Now that everything was in place, it was time for Rick to make the necessary phone calls to get the presentations started. Brad, Rick and several of the local PGR flew to Long Island, New York, in March to make the portrait presentation to the family of Michael Murphy, and what a moving presentation it was. “It was so incredible,” Rick confessed. “These men signed the papers to go to work for the military, but their moms and loved ones did not. Honoring them by presenting a portrait is the least we can do for their ultimate sacrifice.”
After this first presentation, David made the gracious offer to provide a portrait to the families of all active-duty military deaths nationwide. He also requested that each portrait be delivered by a PGR representative. On the flight home from New York, Brad was so humbled by the experience. He thought nothing would compare to that first presentation. He soon found out he was wrong when a group traveled to Denver, Colorado, in April to make the presentation to Danny Dietz’s parents. “Cindy Dietz was so gracious,” Brad said, with tears in his eyes. “We were taken aback by her open spirit and her humble nature. We spent the entire day with her. This second trip was every bit as meaningful as the first.”
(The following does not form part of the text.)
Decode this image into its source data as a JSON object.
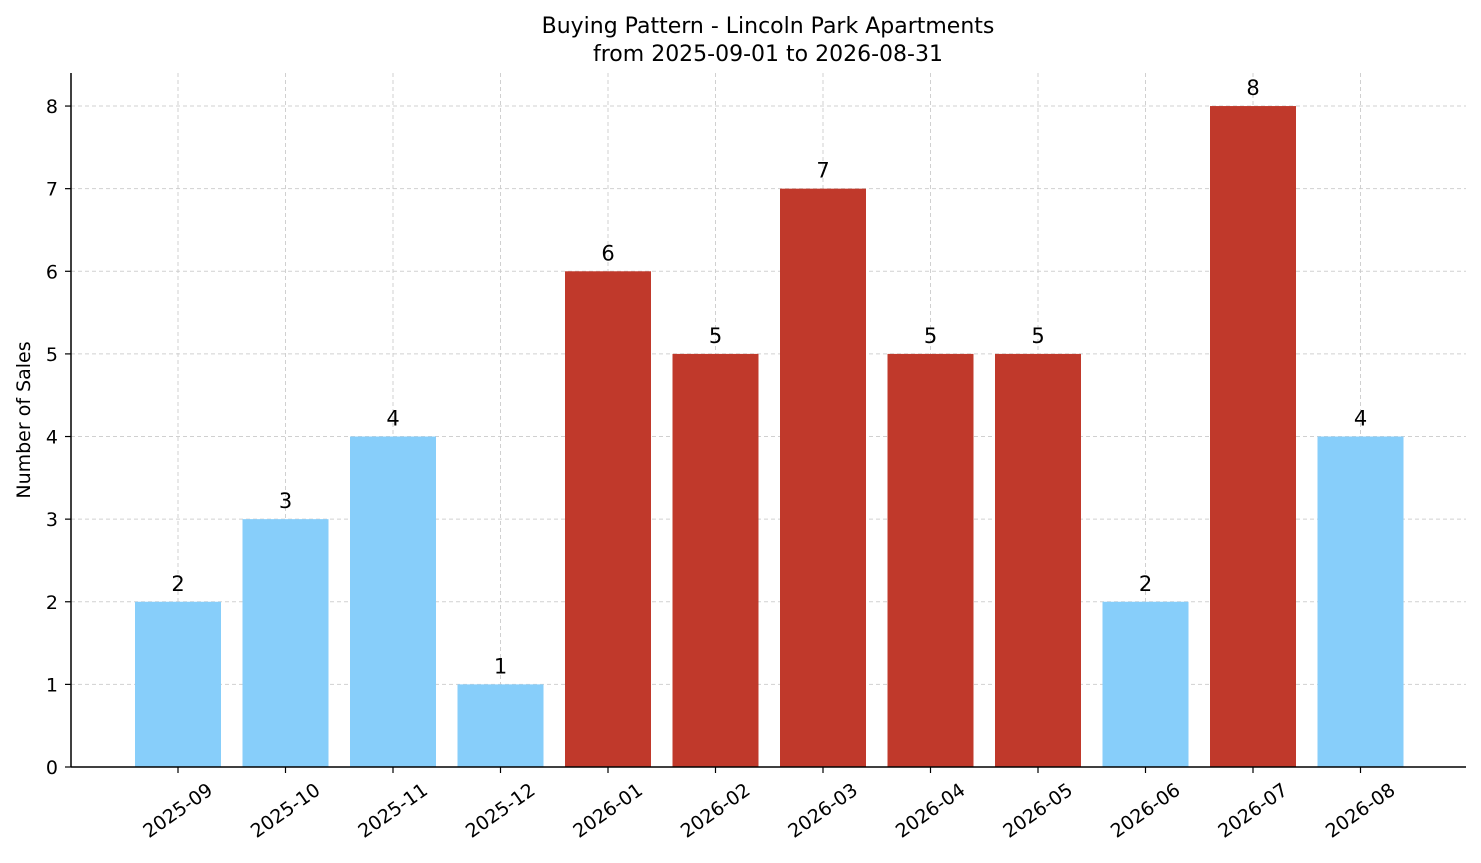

Cindy shared her son with the group in a very personal way that day, a way only a mother could do. Brad vividly recalls a photograph on a shelf in a curio cabinet that means the world to Cindy. “It was a photo of several guys,” Brad shared. “She told us, ‘This picture is very special to me. These are the Navy SEALS who brought Danny home.’” She shared her heart and soul with the group because she also wants Danny and his brothers to be remembered for the heroes they are. Although Blaine had the initial yearning to do something for the three who lost their lives in the failed U.S. Navy SEALS counter-insurgent mission known as Operation Red Wings, he was unable to make the first two trips. “It was a decision my dad and I made together,” Blaine said. “I was in my junior year in high school at the time. I didn’t want to miss three days of school and then worry about the ‘what-ifs’ if I should get sick and have to miss additional days.”
His goal as a high school senior is to make the next trip. That Saturday started as just another afternoon at the movies — just another father/son outing. Brad and Blaine quickly realized that day would forever change their lives as the depth of the movie rocked their souls to the core. “Little did we know what God had planned for us,” Brad said. “God knew this was going to be our new ministry.” “Every phase of this venture — from Blaine’s desire to the overwhelming response nationwide, has been orchestrated from above,” Rick stated. “These portraits are making a huge difference in keeping loved ones’ memories alive.” Blaine, being the tenderhearted, old soul that he is, feels emotions can be so large at trying times like this that no one wants to talk about their loss, or they’re so large they don’t ever want to forget. “What we are doing now is changing lives and making a difference,” Blaine said. “It’s keeping memories alive.” Blaine and Brad Shotts, Rick Crabb and Wayne Boze honor those who paid the ultimate sacrifice for our freedom.